Emily Egan, University of Maryland

Abstract

The existence of shared visual elements in the figurative art of Mycenaean Greece is undeniable. Across the known corpus, scenes and motifs repeat with frequency, with palaces being the favored locations for display. Never, however, are artworks from different sites truly “twinned.” This is especially clear in palatial wall paintings, where each depiction of a common theme, be it a procession, a presentation, a hunt, a battle, a lion and griffin, figure-eight shields, marine life, a patterned grid, and so on, comes with a unique package of formal details, associations, techniques, context, and chronology. Further, it is never the case that all themes are represented at all sites, nor is it the case that shared types represent the whole of a palace’s artistic program. Disparities like these, often downplayed in the hunt for overarching trends and patterns in palatial culture, pose a significant challenge to the concept of a Mycenaean koine, a phenomenon underpinned by expectations of homogeneity.

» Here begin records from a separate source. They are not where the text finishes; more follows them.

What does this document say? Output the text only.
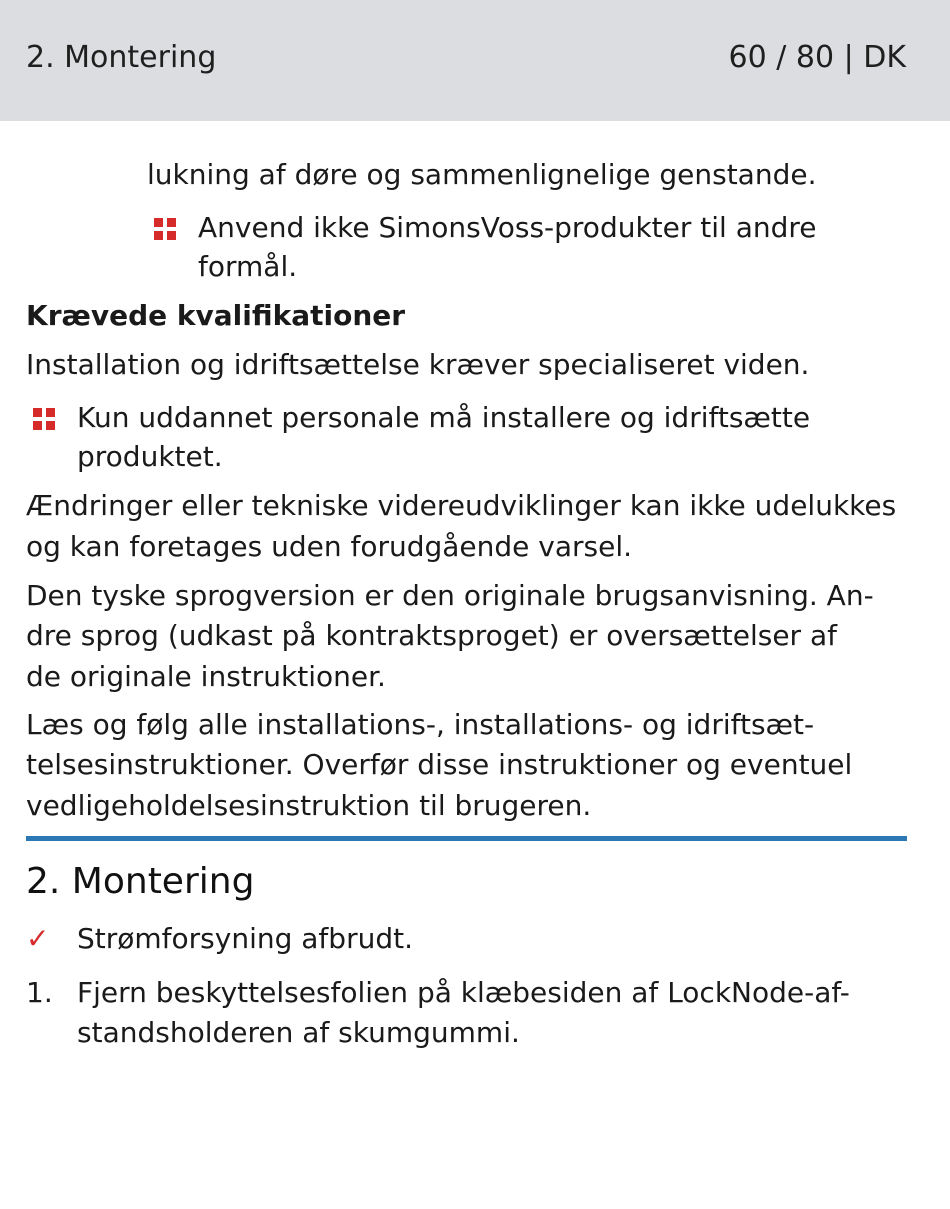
2. Montering	60 / 80 | DK
lukning af døre og sammenlignelige genstande.
Anvend ikke SimonsVoss-produkter til andre
formål.
Krævede kvalifikationer
Installation og idriftsættelse kræver specialiseret viden.
Kun uddannet personale må installere og idriftsætte
produktet.
Ændringer eller tekniske videreudviklinger kan ikke udelukkes
og kan foretages uden forudgående varsel.
Den tyske sprogversion er den originale brugsanvisning. An-
dre sprog (udkast på kontraktsproget) er oversættelser af
de originale instruktioner.
Læs og følg alle installations-, installations- og idriftsæt-
telsesinstruktioner. Overfør disse instruktioner og eventuel
vedligeholdelsesinstruktion til brugeren.
2. Montering
✓ Strømforsyning afbrudt.
1. Fjern beskyttelsesfolien på klæbesiden af LockNode-af-
standsholderen af skumgummi.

Using case studies from the seven attested mainland palaces (Pylos, Mycenae, Tiryns, Thebes, Gla, Orchomenos, and Ayios Vasileios), this paper argues that, in the case of paintings, such expectations of homogeneity are simply not met. Instead, formal differences in the representation of common themes, as well as differences in where, when, and with what they were displayed attest to both the simultaneous presence of true and frequent artistic innovation in the late 14th and 13th centuries B.C.E., and the absence of interpalace consensus about the meaning and utility of certain iconographies. While changes in representational style need not alter the fundamental character of a shared scene, if that same scene, as a core element of a larger iconographic vocabulary, lacks a stable meaning, can we really speak of a “koine”?